Mais aussi parce que les migrations ont toujours suivi une dynamique qui leur est propre. L'exemple des Pays-Bas brandi par l'ODM (+38,7% de requêtes en 2005) fait sourire Yann Golay, porte-parole de l'OSAR: «Les Pays-Bas ont précisément servi de modèle à la Suisse pour durcir sa loi. Après une diminution des demandes dans un premier temps, ils font face aujourd'hui à une nouvelle augmentation. La Suisse peut, elle aussi, s'attendre à un retour de balancier...» Et même si les mesures prises par la Confédération ont certainement contribué à la baisse des demandes d'asile, admet Yann Golay, «c'est au prix de telles atteintes aux droits fondamentaux qu'il n'y a pas lieu d'en être fier».
On est d'ailleurs un peu surpris d'apprendre que le but des mesures prises contre les requérants estampillés NEM est de dissuader les candidats à l'asile en Suisse... A l'origine, ce durcissement avait été présenté comme visant à faire déguerpir ceux qui n'ont rien à faire dans nos vertes prairies.
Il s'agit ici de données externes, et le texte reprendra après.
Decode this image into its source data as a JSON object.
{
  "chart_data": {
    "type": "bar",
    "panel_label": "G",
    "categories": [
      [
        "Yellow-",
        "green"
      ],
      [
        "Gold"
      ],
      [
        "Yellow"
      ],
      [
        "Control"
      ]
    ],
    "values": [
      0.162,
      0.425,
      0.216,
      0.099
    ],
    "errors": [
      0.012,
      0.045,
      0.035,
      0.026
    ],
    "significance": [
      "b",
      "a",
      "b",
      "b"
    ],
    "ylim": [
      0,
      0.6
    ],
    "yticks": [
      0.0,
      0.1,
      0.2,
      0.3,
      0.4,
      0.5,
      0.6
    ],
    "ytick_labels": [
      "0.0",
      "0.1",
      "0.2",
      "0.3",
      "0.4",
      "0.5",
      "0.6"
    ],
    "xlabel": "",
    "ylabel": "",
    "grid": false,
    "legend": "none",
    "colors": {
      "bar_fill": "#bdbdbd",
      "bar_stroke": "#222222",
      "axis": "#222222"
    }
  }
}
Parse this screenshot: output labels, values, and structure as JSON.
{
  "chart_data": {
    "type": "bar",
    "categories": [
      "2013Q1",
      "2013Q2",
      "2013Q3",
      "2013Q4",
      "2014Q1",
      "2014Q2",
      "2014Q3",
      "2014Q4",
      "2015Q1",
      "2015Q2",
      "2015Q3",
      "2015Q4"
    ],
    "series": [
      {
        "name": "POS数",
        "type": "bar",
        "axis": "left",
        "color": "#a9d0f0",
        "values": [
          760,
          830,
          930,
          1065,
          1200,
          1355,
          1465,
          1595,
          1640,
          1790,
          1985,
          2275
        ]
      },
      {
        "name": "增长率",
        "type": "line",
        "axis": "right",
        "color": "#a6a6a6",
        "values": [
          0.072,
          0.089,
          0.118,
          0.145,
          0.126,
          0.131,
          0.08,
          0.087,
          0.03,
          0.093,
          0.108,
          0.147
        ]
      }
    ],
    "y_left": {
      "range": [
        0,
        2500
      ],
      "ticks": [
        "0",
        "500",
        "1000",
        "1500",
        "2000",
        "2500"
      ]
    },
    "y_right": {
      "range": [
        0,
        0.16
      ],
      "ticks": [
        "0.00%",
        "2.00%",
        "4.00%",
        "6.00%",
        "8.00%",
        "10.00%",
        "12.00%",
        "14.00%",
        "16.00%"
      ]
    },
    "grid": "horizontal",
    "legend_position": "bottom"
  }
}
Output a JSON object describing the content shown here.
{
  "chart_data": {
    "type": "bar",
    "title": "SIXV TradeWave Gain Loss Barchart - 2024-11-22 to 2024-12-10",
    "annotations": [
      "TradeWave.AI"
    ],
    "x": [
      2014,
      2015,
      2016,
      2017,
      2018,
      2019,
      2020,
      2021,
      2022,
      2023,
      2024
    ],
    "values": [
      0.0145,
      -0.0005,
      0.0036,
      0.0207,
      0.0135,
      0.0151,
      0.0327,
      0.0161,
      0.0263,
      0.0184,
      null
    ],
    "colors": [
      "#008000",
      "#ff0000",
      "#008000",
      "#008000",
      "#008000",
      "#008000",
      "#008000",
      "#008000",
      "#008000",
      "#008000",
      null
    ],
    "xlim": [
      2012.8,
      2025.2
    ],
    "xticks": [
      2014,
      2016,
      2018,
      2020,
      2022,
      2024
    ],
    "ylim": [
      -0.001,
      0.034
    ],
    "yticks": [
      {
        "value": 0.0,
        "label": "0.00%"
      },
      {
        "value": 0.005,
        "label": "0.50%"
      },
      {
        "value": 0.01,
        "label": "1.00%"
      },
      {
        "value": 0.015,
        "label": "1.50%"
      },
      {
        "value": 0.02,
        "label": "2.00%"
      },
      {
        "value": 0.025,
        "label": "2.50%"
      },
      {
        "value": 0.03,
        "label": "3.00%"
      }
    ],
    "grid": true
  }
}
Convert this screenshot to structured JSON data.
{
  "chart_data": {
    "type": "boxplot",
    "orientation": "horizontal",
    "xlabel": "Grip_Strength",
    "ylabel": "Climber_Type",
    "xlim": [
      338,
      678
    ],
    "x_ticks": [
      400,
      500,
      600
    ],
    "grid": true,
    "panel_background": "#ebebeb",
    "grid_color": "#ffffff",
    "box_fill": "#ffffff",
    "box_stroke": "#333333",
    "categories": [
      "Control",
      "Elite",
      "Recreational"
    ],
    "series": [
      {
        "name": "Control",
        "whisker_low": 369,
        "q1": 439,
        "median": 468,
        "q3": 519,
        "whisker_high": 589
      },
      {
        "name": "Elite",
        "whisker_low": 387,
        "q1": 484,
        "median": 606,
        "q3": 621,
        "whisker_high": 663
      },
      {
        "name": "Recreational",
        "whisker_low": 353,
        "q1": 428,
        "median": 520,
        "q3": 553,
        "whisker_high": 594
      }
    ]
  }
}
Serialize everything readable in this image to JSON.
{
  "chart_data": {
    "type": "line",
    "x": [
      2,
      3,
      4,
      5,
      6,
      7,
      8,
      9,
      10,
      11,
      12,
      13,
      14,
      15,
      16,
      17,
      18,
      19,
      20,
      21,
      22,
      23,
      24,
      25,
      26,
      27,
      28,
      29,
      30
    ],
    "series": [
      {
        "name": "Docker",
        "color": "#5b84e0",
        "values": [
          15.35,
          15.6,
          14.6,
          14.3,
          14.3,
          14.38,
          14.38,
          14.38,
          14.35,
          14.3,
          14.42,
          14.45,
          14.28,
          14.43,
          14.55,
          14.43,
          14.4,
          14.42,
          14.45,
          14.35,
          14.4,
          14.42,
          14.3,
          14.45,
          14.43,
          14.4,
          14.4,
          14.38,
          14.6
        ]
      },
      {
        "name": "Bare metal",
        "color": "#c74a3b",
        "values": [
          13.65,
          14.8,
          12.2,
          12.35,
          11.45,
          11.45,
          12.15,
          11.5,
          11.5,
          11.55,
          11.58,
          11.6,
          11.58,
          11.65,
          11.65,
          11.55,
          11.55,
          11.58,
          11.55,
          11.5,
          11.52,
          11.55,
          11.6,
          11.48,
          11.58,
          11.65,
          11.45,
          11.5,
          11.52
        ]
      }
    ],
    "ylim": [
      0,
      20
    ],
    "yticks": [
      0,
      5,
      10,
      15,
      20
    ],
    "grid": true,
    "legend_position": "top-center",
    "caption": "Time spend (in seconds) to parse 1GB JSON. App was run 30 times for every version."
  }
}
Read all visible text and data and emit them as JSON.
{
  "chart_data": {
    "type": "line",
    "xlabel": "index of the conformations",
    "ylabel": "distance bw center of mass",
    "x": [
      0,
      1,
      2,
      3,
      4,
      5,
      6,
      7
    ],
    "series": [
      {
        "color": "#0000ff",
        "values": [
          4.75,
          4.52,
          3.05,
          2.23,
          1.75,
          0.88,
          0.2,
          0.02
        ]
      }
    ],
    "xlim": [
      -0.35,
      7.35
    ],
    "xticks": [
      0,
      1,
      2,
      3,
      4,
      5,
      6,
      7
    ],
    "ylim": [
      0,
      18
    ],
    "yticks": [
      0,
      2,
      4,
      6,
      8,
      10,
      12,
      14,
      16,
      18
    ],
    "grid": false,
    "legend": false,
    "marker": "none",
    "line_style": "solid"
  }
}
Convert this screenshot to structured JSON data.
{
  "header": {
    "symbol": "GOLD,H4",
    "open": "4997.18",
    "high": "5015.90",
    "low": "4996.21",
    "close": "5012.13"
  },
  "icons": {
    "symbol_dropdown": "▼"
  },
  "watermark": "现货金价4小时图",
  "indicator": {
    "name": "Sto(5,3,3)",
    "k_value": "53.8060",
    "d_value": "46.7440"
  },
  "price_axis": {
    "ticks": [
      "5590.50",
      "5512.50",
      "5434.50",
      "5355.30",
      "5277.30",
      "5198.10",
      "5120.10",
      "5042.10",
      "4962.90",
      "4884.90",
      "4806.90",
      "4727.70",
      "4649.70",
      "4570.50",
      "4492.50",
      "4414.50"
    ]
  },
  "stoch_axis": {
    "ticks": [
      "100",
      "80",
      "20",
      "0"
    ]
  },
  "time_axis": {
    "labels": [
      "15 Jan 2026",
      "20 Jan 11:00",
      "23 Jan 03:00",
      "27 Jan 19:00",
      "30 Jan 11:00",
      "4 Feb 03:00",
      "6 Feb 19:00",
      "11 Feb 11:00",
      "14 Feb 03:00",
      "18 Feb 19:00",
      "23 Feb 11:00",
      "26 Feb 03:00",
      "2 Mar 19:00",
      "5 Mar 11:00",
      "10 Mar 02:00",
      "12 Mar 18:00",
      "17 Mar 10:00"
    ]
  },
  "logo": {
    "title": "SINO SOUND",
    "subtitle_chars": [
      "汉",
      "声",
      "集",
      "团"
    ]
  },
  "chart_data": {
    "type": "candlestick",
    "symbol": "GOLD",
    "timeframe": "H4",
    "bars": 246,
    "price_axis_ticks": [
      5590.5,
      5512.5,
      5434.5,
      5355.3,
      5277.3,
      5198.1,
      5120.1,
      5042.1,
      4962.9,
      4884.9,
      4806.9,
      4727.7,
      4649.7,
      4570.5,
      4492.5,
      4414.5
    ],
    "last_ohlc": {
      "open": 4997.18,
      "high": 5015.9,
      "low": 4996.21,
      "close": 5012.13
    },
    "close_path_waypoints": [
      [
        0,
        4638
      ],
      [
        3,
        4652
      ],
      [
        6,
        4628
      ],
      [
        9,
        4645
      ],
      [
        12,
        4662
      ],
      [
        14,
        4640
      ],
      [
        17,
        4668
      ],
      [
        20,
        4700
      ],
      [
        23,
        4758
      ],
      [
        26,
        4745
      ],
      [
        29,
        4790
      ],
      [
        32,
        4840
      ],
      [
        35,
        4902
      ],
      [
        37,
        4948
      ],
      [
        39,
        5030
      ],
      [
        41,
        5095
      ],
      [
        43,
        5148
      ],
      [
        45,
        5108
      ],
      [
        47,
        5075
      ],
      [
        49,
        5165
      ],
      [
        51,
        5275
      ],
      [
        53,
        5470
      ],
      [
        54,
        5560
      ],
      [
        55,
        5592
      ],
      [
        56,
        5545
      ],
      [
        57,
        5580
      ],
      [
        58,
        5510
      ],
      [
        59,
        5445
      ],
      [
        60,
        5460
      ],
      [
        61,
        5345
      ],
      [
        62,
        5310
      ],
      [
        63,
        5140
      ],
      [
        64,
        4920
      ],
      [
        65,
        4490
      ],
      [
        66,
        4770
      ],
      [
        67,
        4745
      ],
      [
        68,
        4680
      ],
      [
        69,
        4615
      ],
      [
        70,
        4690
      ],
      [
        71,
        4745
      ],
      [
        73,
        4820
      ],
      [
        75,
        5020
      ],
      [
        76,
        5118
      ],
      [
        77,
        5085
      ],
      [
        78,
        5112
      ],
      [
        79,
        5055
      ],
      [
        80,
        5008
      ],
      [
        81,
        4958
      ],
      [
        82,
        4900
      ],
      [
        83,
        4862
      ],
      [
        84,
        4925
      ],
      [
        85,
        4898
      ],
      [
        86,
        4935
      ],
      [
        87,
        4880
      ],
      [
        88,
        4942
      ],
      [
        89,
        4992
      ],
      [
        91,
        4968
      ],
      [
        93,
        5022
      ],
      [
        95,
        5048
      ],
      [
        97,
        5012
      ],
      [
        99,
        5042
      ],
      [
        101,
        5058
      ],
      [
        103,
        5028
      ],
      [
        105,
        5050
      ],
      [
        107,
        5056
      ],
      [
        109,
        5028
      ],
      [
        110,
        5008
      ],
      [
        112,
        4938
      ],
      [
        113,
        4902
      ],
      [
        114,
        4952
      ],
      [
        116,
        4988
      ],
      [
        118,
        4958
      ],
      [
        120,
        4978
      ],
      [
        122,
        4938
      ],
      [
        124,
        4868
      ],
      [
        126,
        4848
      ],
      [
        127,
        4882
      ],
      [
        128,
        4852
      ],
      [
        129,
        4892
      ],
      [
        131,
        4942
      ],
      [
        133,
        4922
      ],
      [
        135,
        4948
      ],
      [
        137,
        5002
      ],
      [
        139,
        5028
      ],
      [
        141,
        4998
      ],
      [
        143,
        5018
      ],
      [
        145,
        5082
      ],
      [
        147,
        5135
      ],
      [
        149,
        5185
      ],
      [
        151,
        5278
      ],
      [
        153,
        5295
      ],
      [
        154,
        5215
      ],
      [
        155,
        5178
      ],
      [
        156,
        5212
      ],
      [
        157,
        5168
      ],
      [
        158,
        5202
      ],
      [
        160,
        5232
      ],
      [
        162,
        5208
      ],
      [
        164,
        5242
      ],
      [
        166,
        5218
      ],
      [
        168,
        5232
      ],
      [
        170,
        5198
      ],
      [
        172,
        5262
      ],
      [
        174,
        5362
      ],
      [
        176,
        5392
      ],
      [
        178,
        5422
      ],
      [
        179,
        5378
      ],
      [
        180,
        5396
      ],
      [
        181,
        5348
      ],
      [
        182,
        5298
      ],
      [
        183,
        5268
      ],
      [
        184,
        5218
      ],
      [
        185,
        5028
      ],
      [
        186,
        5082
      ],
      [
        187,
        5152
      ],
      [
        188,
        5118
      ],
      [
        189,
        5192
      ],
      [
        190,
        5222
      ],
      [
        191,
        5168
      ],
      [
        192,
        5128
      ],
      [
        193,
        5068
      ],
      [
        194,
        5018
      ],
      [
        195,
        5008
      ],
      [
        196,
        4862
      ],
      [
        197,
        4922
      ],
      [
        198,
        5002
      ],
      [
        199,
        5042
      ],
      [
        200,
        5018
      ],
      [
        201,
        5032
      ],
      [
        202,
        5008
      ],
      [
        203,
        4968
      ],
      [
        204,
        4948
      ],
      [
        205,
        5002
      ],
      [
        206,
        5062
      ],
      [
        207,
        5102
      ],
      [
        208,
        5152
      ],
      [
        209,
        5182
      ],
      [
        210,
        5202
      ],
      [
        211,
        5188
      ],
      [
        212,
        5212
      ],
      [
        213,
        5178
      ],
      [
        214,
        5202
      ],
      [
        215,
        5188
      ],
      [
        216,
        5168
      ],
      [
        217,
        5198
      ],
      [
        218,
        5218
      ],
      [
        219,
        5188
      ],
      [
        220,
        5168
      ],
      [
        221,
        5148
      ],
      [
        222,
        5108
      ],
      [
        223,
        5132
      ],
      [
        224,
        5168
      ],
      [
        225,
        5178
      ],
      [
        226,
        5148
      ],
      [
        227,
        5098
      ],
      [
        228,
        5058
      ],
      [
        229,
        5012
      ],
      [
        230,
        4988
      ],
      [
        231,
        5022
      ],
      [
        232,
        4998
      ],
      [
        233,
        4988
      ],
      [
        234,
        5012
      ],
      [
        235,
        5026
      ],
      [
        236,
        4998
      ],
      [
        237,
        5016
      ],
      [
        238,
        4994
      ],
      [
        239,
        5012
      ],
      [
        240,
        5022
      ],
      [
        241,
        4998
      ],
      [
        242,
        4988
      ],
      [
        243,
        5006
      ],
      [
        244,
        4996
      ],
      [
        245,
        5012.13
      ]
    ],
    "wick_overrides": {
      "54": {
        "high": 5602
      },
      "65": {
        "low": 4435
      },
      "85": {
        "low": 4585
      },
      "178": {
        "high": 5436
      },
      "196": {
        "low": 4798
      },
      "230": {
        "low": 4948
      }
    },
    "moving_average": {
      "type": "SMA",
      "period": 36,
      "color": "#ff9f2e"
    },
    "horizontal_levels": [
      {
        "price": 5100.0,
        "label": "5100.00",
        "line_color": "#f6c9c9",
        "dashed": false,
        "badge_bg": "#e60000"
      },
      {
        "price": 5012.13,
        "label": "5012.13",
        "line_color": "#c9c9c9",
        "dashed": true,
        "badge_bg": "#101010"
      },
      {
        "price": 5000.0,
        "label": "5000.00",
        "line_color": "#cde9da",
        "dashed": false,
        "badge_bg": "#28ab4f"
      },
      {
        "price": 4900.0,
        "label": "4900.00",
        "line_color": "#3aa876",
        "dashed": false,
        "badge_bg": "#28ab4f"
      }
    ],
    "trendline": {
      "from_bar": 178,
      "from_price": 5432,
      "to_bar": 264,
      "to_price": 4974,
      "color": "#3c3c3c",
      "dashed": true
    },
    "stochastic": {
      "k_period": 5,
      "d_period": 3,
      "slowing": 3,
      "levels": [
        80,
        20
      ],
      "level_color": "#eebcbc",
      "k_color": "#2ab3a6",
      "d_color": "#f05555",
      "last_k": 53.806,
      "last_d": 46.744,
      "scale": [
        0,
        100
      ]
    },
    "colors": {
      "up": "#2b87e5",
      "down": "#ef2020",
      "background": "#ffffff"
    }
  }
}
Or, là aussi, on baigne dans le flou le plus total, malgré cinq «rapports de monitoring» publiés sur la question par l'ODM. Les chiffres publiés montrent certes une diminution du temps de séjour depuis que l'on a coupé l'aide sociale aux «NEM». Mais les statistiques ne prennent en compte que ceux qui osent encore prétendre à l'aide minimale d'urgence, malgré le harcèlement auquel ils sont soumis dans de nombreux cantons. Jeudi, on apprenait d'ailleurs que, alors que 3000 déboutés de l'asile ont effectivement quitté la Suisse, ont compte aussi plus de 6000 «départs non officiels». Lisez 6000 nouveaux clandestins continuant à chercher survie en Suisse, grâce à cette usine à sans-papiers qu'est devenue notre politique d'asile.
L'ODM ne s'en glorifie pas moins du fait que les «vrais réfugiés» peuvent continuer à venir frapper à nos portes. Entre admissions statutaires et provisoires, plus de 50% des demandes traitées l'an dernier ont été acceptées. La Serbie-Monténégro, la Turquie, la Somalie, l'Irak et la Russie sont, dans l'ordre, les cinq premiers pays de provenance des requérants arrivés en Suisse en 2005. On se demande dès lors pourquoi la nouvelle Loi sur l'asile, en voie d'être attaquée par référendum, a été construite comme si tout requérant était un dealer potentiel, ou en tous les cas un abuseur en puissance, généralement originaire d'Afrique de l'Ouest.